Io Scrivo ma tu sai leggere? (Scrivere su commissione)

La peggior cosa che vi possa capitare, ma lo capite purtroppo troppo tardi, è che vi venga commissionato un libro. 

All’inizio siete felici, presi dall’enfasi di questo evento, inutile negare che i libri sono la vera passione di chi svolge questo lavoro, ma piu’ passa il tempo piu’ vi rendete conto che l’affermazione “scrittori si nasce e non si diventa”, rappresenta qualcosa di piu’ di una semplice… affermazione. Chi vi puo’ capire davvero e soprattutto chi vi puo’ sostenere? Nessuno, tranne voi stessi.

Il motivo è semplice: “gli altri non sanno”. Nella maggior parte dei casi dovrete trattare il prezzo come si fa dal rigattiere, già questo passaggio poco gratificante vi farà capire come il vostro “servizio” sia simile ad altri, e non necessiti assolutamente di maggiori incentivi alla fantasia, alla conoscenza, all’originalità, all’impegno, alla costanza, alla ricerca anche in una prima fase di bozza di una maggiore visione del dettaglio dei vari argomenti. Insomma, voi ci mettete tutto il cuore e l’impegno e dall’altra parte vi sentite “l’uccello della morte” che vi sta con il fiato sul collo a risucchiarvi sillabe, parole e sintassi fino a mantenere il massimo rispetto delle scadenze, altrimenti… pena la decorrenza del contratto… Sapete come la penso? Veramente? ” Ma andate tutti a quel paese… e scriveteveli voi i vostri libri…”. L’uomo in genere è diventato così avido di emozioni tanto da non percepire nemmeno quando un’emozione è vera ed è descritta ad hoc per suscitare una certa reazione e questa reazione si tramuta in un’azione, ovvero “acquistare il libro”.
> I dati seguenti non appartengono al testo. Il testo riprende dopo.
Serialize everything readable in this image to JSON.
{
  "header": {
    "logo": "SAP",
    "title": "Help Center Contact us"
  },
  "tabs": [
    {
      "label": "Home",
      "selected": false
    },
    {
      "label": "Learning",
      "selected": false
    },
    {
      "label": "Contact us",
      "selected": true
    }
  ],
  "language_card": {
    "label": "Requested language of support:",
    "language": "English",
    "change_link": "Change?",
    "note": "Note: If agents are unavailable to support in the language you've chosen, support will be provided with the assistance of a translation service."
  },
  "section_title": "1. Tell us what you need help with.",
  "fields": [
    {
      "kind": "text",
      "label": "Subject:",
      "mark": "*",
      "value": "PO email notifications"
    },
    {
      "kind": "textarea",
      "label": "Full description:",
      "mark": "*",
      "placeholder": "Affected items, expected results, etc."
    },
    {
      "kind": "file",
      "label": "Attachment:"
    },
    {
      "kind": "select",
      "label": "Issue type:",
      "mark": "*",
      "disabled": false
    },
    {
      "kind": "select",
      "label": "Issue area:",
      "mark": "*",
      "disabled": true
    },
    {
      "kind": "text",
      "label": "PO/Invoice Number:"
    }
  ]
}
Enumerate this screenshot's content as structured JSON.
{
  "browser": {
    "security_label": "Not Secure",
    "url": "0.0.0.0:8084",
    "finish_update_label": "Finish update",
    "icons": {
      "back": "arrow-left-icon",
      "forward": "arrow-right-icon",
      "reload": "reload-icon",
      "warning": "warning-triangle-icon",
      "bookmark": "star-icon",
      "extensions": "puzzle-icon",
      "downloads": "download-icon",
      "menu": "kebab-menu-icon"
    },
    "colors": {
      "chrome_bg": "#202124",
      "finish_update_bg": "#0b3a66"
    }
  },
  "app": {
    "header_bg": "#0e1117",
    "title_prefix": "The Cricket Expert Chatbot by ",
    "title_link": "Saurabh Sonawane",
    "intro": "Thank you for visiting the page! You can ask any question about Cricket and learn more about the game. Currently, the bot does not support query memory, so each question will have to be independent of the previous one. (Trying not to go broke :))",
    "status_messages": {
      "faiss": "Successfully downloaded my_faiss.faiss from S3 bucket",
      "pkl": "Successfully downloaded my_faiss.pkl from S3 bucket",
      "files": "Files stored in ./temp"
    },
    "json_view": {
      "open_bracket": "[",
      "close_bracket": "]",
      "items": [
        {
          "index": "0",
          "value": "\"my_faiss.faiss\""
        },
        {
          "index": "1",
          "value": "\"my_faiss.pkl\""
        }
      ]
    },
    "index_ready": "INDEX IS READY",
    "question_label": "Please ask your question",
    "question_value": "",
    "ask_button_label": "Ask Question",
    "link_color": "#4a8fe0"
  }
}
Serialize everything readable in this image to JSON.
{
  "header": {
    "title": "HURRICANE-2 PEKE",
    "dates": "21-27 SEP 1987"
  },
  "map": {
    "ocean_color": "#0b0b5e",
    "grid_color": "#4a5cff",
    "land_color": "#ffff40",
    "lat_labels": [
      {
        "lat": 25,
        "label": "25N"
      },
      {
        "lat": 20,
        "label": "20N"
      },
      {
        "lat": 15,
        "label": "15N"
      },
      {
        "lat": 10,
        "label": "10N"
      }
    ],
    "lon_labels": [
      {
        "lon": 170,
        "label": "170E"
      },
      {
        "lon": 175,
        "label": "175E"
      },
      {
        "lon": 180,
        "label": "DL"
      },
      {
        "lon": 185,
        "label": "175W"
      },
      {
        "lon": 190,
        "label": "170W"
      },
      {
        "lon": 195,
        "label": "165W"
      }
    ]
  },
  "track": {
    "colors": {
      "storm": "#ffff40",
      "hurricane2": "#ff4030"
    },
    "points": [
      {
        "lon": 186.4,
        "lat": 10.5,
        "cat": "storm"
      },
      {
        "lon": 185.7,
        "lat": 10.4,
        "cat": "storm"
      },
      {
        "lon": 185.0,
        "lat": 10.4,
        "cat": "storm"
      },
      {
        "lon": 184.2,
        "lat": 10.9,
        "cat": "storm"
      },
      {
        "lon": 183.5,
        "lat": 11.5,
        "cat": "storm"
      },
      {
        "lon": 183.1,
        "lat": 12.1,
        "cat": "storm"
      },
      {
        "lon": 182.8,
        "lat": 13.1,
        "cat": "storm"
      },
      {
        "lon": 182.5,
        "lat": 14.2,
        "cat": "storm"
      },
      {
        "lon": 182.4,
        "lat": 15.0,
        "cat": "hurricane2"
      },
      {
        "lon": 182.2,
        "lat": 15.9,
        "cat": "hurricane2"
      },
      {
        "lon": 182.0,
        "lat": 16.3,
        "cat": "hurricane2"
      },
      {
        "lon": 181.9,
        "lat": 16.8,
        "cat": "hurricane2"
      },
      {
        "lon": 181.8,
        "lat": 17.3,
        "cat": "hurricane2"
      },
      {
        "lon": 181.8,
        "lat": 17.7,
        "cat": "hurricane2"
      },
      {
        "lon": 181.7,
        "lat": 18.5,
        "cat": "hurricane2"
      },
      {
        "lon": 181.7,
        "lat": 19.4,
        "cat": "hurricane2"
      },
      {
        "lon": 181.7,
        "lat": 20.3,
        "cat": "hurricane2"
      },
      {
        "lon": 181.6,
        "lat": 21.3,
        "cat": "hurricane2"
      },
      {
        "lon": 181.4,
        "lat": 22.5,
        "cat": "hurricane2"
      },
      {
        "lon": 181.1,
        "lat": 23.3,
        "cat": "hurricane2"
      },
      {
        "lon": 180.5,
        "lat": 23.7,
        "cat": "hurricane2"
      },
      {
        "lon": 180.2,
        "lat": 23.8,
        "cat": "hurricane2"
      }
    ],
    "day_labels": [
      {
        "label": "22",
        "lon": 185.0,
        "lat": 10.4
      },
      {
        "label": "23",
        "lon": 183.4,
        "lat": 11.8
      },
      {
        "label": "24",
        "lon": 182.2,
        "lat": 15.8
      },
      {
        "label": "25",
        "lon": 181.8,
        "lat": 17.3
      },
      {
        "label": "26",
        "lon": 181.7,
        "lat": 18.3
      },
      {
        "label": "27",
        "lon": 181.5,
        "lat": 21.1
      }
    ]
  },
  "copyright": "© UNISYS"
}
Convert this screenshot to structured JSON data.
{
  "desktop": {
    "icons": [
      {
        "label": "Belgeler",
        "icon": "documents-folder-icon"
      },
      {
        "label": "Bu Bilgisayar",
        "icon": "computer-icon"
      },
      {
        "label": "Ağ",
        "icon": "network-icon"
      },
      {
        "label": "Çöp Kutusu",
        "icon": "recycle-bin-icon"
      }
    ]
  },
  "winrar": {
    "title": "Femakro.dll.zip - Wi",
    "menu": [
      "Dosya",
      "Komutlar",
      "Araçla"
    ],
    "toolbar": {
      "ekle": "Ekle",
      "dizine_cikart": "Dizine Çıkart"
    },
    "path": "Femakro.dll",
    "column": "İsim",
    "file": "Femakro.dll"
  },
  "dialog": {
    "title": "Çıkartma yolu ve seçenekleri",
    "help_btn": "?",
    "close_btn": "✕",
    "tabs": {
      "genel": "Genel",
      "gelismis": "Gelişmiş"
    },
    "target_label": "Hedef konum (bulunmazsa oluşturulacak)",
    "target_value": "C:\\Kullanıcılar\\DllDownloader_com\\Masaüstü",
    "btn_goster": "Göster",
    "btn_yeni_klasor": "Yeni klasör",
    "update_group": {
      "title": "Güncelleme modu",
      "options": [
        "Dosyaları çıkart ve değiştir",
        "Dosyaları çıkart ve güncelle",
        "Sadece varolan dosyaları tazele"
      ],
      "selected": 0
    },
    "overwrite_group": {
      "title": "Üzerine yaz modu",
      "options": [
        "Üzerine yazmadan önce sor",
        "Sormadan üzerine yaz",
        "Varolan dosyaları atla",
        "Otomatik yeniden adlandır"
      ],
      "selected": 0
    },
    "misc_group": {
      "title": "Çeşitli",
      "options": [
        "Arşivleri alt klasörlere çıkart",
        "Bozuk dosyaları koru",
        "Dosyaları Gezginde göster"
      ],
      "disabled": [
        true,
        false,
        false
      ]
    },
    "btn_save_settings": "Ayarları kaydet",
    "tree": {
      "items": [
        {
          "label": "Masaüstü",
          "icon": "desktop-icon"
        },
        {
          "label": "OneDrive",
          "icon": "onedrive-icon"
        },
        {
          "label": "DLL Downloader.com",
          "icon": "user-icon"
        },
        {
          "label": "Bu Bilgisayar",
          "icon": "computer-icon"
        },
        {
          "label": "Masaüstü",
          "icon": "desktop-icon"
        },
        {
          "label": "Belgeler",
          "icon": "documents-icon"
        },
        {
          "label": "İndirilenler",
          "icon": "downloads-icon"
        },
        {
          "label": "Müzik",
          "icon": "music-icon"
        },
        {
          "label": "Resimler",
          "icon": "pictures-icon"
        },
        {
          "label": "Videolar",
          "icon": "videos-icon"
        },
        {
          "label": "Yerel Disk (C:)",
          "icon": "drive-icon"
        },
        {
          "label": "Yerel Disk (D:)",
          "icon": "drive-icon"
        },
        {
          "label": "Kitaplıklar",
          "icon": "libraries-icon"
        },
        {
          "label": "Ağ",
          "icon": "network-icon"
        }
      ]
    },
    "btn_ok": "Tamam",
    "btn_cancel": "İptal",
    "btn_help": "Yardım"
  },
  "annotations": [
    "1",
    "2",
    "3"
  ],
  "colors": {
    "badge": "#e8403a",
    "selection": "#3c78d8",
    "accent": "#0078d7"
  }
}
” Acquisterò quel libro” perchè mi regala delle emozioni vere… perchè è inutile nascondersi dietro a falsi saperi. Oggi sono le emozioni a sopravvivere per davvero, oggi ancora l’amore è la piu’ bella favola, e anche se acquistate un libro di marketing, avrete bisogno comunque di leggere una storia che sia vera e offra chiari spunti per portare avanti in maniera chiara ed esemplare alcuni dei maggiori obiettivi che vi siete preposti. Comunque, tornando allo scrivere su commissione accettate solo per denaro, e quando dico questo intendo, non pensate di avere un ritorno di gloria perchè nulla vi sarà riconosciuto se non il “dolore” o il rammarico a vita di aver regalato le vostre parole ad un nome anonimo, che per un fortuito caso della vita, si farà chiamare Autore… si, ” de che?”.

Ma che vita di … questi scrittori… e allora perchè vanno avanti? Perchè abbiamo un c u o r e   che batte a tutte le ore, anche quando gli altri dormono, mentono, o non si ricordano di aver detto cose…

Quanto costa un articolo?

Mi scappa da ridere perchè siamo in una giungla di furbi e di onesti che difficilmente si incontrano, nelle poche e rarissime volte che gli onesti si incontrano con gli onesti, allora ecco che nasce davvero l’articolo di successo!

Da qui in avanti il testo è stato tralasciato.